NEWS  |   |  

EU-MELDEPFLICHTEN | DAC6-Richtlinie (teilweise) unionsrechtswidrig!

Das österreichische EU-Meldepflichtgesetz (EU-MPfG – BGBl I 2019/91 idgF), welches die Meldeverpflichtungen für bestimmte grenzüberschreitende Steuergestaltungen regelt, basiert bekanntlich auf der EU-Amtshilferichtlinie (EU-AHR idF DAC 6). Gemäß Art. 8ab Abs. 5 EU-AHR können die EU-Mitgliedstaaten sog. „Intermediäre“ (Rechtsanwälte, Steuerberater ua) von der grundsätzlichen Meldepflicht von Steuergestaltungen befreien, wenn diese durch eine derartige Meldung gegen eine gesetzliche Verschwiegenheitspflicht verstoßen würden. Diesfalls müssen die Mitgliedstaaten den befreiten Intermediär jedoch verpflichten, andere an der Gestaltung beteiligte Intermediäre oder - falls es solche nicht gibt - den relevanten Steuerpflichtigen selbst unverzüglich über die zu erfüllende Meldepflicht zu unterrichten. - Auf Grundlage eine Vorlageantrages des belgischen Verfassungsgerichts hat nunmehr der EuGH am 8.12.2022, C-694/20​​​​​​​, in der Rechtssache „Orde van Vlaamse Balies and Others“ entschieden, dass die fragliche Vorschrift des Art. 8ab Abs. 5 der EU-Amtshilferichtlinie (EU-AHR) idF des Art. 1 Z 2 der Richtlinie (EU) 2018/822 vom 25.5.2018 (DAC 6) gegen Art. 7 (Achtung des Privat- und Familienlebens) der Charta der Grundrechte der Europäischen Union (GRC) verstößt. Im nachfolgenden Beitrag stellen wir Ihnen diese interessante EuGH-Entscheidung etwas näher dar und weisen auch auf die Auswirkungen für andere EU-Mitgliedstaaten bzw insbesondere auch Österreich hin.

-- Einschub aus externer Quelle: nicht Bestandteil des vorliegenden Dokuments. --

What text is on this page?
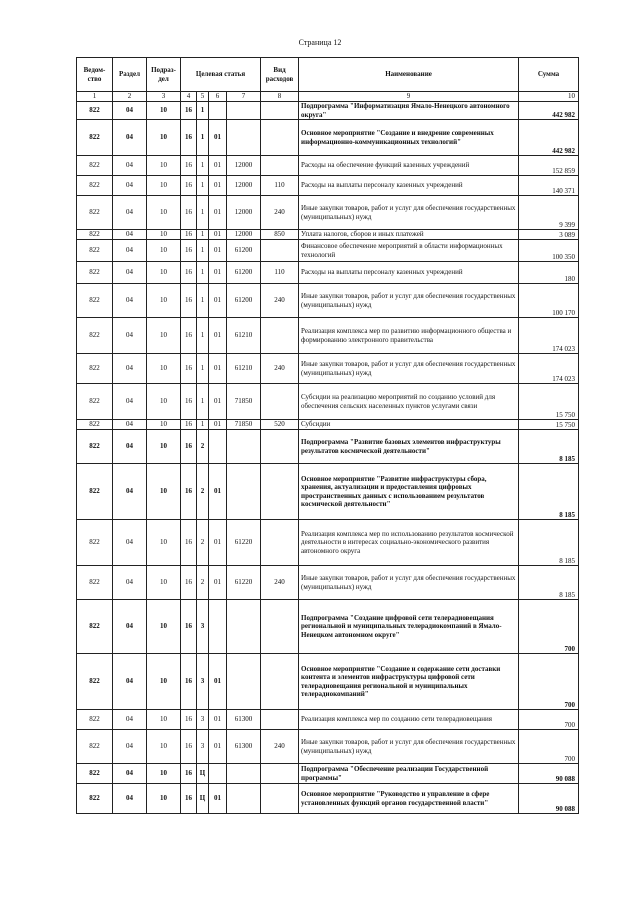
Страница 12
Ведом-ство	Раздел	Подраз-дел	Целевая статья				Вид расходов	Наименование	Сумма
1	2	3	4	5	6	7	8	9	10
822	04	10	16	1				Подпрограмма "Информатизация Ямало-Ненецкого автономного округа"	442 982
822	04	10	16	1	01			Основное мероприятие "Создание и внедрение современных информационно-коммуникационных технологий"	442 982
822	04	10	16	1	01	12000		Расходы на обеспечение функций казенных учреждений	152 859
822	04	10	16	1	01	12000	110	Расходы на выплаты персоналу казенных учреждений	140 371
822	04	10	16	1	01	12000	240	Иные закупки товаров, работ и услуг для обеспечения государственных (муниципальных) нужд	9 399
822	04	10	16	1	01	12000	850	Уплата налогов, сборов и иных платежей	3 089
822	04	10	16	1	01	61200		Финансовое обеспечение мероприятий в области информационных технологий	100 350
822	04	10	16	1	01	61200	110	Расходы на выплаты персоналу казенных учреждений	180
822	04	10	16	1	01	61200	240	Иные закупки товаров, работ и услуг для обеспечения государственных (муниципальных) нужд	100 170
822	04	10	16	1	01	61210		Реализация комплекса мер по развитию информационного общества и формированию электронного правительства	174 023
822	04	10	16	1	01	61210	240	Иные закупки товаров, работ и услуг для обеспечения государственных (муниципальных) нужд	174 023
822	04	10	16	1	01	71850		Субсидии на реализацию мероприятий по созданию условий для обеспечения сельских населенных пунктов услугами связи	15 750
822	04	10	16	1	01	71850	520	Субсидии	15 750
822	04	10	16	2				Подпрограмма "Развитие базовых элементов инфраструктуры результатов космической деятельности"	8 185
822	04	10	16	2	01			Основное мероприятие "Развитие инфраструктуры сбора, хранения, актуализации и предоставления цифровых пространственных данных с использованием результатов космической деятельности"	8 185
822	04	10	16	2	01	61220		Реализация комплекса мер по использованию результатов космической деятельности в интересах социально-экономического развития автономного округа	8 185
822	04	10	16	2	01	61220	240	Иные закупки товаров, работ и услуг для обеспечения государственных (муниципальных) нужд	8 185
822	04	10	16	3				Подпрограмма "Создание цифровой сети телерадиовещания региональной и муниципальных телерадиокомпаний в Ямало-Ненецком автономном округе"	700
822	04	10	16	3	01			Основное мероприятие "Создание и содержание сети доставки контента и элементов инфраструктуры цифровой сети телерадиовещания региональной и муниципальных телерадиокомпаний"	700
822	04	10	16	3	01	61300		Реализация комплекса мер по созданию сети телерадиовещания	700
822	04	10	16	3	01	61300	240	Иные закупки товаров, работ и услуг для обеспечения государственных (муниципальных) нужд	700
822	04	10	16	Ц				Подпрограмма "Обеспечение реализации Государственной программы"	90 088
822	04	10	16	Ц	01			Основное мероприятие "Руководство и управление в сфере установленных функций органов государственной власти"	90 088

​​​​​​​Über die durch EU-Richtlinienrecht (EU-AHR idF „DAC 6“) vorgegebenen Meldeverpflichtungen für grenzüberschreitende Steuergestaltungen, deren Umsetzung in Österreich mit dem EU-Meldepflichtgesetz (EU-MPfG) erfolgte, haben wir Sie im Rahmen unseres Newsletters schon mehrfach informiert. Auch über den vom belgischen Verfassungsgericht an den Europäischen Gerichtshof herangetragenen Vorlageantrag zu strittigen Bestimmungen in der den fraglichen Meldepflichten zugrunde liegenden EU-Amtshilferichtlinie (EU-AHR) hatten wir bereits einen Zwischenbericht erstattet (vgl zuletzt unseren NL-Beitrag „EU-MELDEPFLICHTEN | Verstößt DAC 6 gegen Grundrechte der EU?“ vom 13.4.2021). Dieses höchstgerichtliche Verfahren wurde nunmehr abgeschlossen:
 

Das Vorabentscheidungsersuchen


​​​​​​​Die Orde van Vlaamse Balies (flämische Rechtsanwaltskammer) beantragte beim belgischen Verfassungsgerichtshof (VfG) die vollständige bzw allenfalls teilweise Aussetzung und Nichtigerklärung der belgischen Regelung, mit der die Bestimmung des Art. 1 Z 2 DAC 6 in belgisches Recht umgesetzt wurde, wonach ein „Intermediär“, der einem Berufsgeheimnis unterliegt, andere beteiligte Intermediäre schriftlich und unter Angabe von Gründen davon zu unterrichten hat, dass er seiner Meldepflicht nicht nachkommen kann. Die strittige Bestimmung des Art. 8ab Abs. 5 EU-AHR idF Art. 1 Z 2 DAC 6 hat folgenden Wortlaut:

„Jeder Mitgliedstaat kann die erforderlichen Maßnahmen ergreifen, um den Intermediären das Recht auf Befreiung von der Pflicht zu gewähren, Informationen über eine meldepflichtige grenzüberschreitende Gestaltung vorzulegen, wenn mit der Meldepflicht nach dem nationalen Recht dieses Mitgliedstaats gegen eine gesetzliche Verschwiegenheitspflicht verstoßen würde. In solchen Fällen ergreift jeder Mitgliedstaat die erforderlichen Maßnahmen, um die Intermediäre zu verpflichten, andere Intermediäre oder, falls es keine solchen gibt, den relevanten Steuerpflichtigen unverzüglich über ihre Meldepflichten gemäß Absatz 6 zu unterrichten.“

Belgischen Rechtsanwälten sei es nicht möglich, dieser Informationspflicht nachzukommen, ohne das Berufsgeheimnis zu verletzen, an welches die Anwälte gebunden sind. Außerdem sei diese Informationspflicht gar nicht erforderlich, um die Meldung von grenzüberschreitenden Gestaltungen sicherzustellen, da der Mandant selbst – unabhängig vom Beistand eines Rechtsanwalts – die anderen Intermediäre unterrichten und von ihnen verlangen könne, ihrer Meldepflicht nachzukommen.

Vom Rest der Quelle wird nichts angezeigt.